Real Tax Protestors... and Chess
I was referred to the Wikipedia page about Ralph Ginzburg. Turns out he conducted a famous 1962 interview with Robert "Bobby" Fischer, who later won the world chess championship, ending Russian domination of the field since the Russian emigre Alexander Alekhine won the title in 1927, or, less dramatically, since the Soviet master Mikhail Botvinnik won the world championship in 1948.
The late Ginzburg, most famous for publishing Eros magazine (link NSFW as it contain some nudity, but is not a porn site), was also a tax protester. Surprising, you say? Well, he was a real tax protester. He protested the war in the Writers and Editors War Tax Protest (scroll down for details, but the web site is well worth reading).
Some major differences between the two groups -- the real tax protesters and the fake ones, the tax deniers who call themselves "protesters":
1). The real protesters didn't deny they have a legal obligation to pay income tax. They knew they were breaking the law and expected to be punished for it. Unlike the tax deniers, who think they aren't legally bound to pay taxes.
2). The real protesters didn't think they shouldn't pay any tax. They specifically limited their protest to refuse the particular share of their taxes that went directly to a purpose -- the Vietnam war -- they thought they cannot morally support. This unlike the tax deniers, who don't actually "protest" anything the government does with the taxes, but simply the fact that they pay tax at all.
3). The real tax protesters didn't think people should get some sort of special veto power and only pay taxes for purposes they like. The correct way to deal with a tax that goes towards a purpose you think is wrong is, they would surely agree, almost always to elect as legislator someone who would repeal that tax. It is only in what they consider a very extreme case (in their view) that the duty to pay taxes is overruled. This as opposed to tax deniers who latch to any annoying or stupid government use of tax money as "proof" one should not pay taxes.
One need not agree with their anti-Vietnam war views to agree that their "yes, we need to pay taxes, but in this particular case we won't and break the law since it's morally important" is quite different than the "don't wanna, don't hafta, not gonna" attitude of the tax deniers.

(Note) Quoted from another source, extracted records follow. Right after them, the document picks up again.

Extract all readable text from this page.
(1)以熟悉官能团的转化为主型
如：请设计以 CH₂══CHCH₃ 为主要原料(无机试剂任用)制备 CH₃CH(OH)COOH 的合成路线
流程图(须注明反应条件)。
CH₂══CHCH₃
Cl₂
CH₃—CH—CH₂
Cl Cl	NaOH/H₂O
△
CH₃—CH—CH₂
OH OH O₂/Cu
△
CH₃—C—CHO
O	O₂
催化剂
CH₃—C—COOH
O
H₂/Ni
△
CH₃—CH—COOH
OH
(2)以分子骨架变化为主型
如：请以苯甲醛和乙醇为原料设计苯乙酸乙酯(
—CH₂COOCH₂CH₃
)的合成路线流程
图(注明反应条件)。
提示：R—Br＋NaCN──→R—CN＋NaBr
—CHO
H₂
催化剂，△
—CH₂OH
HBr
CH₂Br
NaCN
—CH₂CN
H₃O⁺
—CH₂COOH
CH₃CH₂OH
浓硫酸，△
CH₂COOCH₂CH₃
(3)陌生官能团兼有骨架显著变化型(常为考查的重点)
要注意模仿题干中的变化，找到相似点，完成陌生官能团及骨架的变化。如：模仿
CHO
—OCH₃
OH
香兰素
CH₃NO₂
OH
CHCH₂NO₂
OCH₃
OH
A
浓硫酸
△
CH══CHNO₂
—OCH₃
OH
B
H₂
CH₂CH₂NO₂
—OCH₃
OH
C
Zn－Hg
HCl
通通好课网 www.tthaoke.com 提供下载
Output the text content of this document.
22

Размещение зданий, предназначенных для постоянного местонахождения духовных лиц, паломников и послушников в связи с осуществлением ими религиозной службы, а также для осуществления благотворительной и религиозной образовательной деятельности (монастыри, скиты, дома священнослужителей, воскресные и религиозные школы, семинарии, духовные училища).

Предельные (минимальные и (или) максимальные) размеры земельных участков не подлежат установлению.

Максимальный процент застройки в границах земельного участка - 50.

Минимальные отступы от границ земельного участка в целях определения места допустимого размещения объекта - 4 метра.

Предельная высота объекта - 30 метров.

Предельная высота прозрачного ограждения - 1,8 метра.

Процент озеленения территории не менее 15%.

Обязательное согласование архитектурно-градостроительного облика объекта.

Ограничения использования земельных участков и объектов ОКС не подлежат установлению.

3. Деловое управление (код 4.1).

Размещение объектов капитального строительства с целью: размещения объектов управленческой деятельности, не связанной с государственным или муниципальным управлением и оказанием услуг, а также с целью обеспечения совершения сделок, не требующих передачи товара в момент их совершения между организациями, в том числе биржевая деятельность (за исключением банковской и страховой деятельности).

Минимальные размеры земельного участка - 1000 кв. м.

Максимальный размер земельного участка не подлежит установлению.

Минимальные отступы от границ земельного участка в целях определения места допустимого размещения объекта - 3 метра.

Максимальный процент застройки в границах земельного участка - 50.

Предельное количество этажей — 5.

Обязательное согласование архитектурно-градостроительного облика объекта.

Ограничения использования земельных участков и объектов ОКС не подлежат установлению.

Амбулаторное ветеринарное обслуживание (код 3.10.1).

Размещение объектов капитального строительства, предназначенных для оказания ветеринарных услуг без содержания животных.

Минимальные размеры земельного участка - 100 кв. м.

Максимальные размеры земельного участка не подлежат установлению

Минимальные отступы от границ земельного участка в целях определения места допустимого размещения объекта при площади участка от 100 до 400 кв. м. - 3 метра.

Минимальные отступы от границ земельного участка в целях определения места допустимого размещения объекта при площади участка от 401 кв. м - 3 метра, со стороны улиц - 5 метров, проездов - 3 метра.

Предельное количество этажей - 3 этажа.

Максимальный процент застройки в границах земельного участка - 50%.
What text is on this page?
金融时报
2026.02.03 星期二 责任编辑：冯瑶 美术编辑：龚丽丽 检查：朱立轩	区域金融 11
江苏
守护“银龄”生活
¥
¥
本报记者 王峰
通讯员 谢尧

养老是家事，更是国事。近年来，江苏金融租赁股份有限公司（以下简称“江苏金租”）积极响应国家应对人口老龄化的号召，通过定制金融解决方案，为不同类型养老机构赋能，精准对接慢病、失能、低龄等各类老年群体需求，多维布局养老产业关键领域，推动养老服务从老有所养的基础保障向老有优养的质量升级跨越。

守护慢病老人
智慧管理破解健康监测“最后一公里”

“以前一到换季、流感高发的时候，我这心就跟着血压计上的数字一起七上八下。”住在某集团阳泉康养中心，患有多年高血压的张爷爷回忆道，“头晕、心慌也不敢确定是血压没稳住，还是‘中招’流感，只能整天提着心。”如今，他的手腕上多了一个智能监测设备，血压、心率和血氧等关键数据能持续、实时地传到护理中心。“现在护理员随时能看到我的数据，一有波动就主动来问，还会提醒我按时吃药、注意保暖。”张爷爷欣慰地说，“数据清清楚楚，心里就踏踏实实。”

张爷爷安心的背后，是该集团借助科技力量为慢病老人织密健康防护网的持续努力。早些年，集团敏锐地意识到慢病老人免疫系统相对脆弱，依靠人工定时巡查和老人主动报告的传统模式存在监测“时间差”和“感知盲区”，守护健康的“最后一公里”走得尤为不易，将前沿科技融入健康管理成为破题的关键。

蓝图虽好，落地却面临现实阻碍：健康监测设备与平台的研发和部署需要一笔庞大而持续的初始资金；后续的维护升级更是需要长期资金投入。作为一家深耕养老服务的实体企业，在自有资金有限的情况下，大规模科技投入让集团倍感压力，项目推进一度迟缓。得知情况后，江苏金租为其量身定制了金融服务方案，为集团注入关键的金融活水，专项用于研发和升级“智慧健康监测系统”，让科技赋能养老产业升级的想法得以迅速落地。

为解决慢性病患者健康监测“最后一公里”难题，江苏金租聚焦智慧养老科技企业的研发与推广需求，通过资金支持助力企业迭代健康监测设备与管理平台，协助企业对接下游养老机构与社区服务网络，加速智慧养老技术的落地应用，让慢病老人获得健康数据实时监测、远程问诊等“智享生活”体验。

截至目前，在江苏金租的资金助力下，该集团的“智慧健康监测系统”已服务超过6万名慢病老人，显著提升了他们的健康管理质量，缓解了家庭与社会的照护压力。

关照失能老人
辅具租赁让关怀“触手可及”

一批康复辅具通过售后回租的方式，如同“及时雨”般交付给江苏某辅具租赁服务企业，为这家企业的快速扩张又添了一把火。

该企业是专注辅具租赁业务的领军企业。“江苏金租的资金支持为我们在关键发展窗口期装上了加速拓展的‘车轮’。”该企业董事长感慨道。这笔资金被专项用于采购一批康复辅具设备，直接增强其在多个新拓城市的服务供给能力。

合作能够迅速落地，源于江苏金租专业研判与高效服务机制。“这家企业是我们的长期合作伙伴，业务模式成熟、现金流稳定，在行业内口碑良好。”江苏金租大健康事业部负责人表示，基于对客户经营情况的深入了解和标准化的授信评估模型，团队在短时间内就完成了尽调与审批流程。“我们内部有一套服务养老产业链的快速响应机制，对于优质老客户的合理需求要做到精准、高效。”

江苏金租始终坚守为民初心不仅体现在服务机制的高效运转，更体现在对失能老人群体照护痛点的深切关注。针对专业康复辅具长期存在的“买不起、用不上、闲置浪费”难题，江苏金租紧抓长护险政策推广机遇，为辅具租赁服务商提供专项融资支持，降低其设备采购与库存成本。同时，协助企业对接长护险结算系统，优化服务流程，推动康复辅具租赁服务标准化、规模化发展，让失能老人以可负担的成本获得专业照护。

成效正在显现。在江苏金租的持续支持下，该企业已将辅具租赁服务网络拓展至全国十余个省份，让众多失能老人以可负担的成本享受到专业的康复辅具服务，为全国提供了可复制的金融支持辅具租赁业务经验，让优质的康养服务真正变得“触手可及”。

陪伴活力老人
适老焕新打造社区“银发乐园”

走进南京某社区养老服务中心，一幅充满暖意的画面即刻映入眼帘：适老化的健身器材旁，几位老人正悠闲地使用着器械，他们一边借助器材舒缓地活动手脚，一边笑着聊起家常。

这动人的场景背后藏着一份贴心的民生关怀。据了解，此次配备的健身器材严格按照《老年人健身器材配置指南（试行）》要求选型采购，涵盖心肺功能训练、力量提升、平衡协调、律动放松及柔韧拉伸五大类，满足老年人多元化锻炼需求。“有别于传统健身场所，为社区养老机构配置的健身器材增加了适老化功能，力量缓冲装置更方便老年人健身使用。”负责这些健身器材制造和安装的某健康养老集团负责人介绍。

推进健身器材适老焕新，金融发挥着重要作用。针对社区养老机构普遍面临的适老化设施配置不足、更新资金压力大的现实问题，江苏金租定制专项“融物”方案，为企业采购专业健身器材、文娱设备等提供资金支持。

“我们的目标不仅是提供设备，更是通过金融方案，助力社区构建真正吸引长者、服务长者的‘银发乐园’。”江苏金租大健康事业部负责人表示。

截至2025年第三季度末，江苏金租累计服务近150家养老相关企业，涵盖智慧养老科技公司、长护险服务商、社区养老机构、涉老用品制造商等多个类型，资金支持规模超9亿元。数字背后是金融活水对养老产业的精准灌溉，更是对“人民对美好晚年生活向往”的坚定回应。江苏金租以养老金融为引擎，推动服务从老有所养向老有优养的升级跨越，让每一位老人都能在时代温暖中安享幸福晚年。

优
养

Labels: tax evasion, tax protestor
3 Comments:
Umm, OK- The tax "deniers" actions are based mostly on the legal definition of "income", which is NOT "everything that comes in". But we, as a people, are too stupid to figure out the trap. Usage of the term "income" is very far from uniform and unambiguous, so it should not be used in law without a definition and only a new Amendment can legally produce one. Since in Subtitle A of Title 26 it has been so used anyway, that Subtitle - the entire alleged "income tax" - is based upon a literally meaningless term and is, therefore, void. Bouvier's Law Dictionary defines "income" as "The GAIN which proceeds from property, labor, or business; it is applied particularly to individuals; the income of the government is usually called revenue."
There is no "gain" from labor in a less-than-even even trade for wages BTW. Wages have never been legally declared taxable.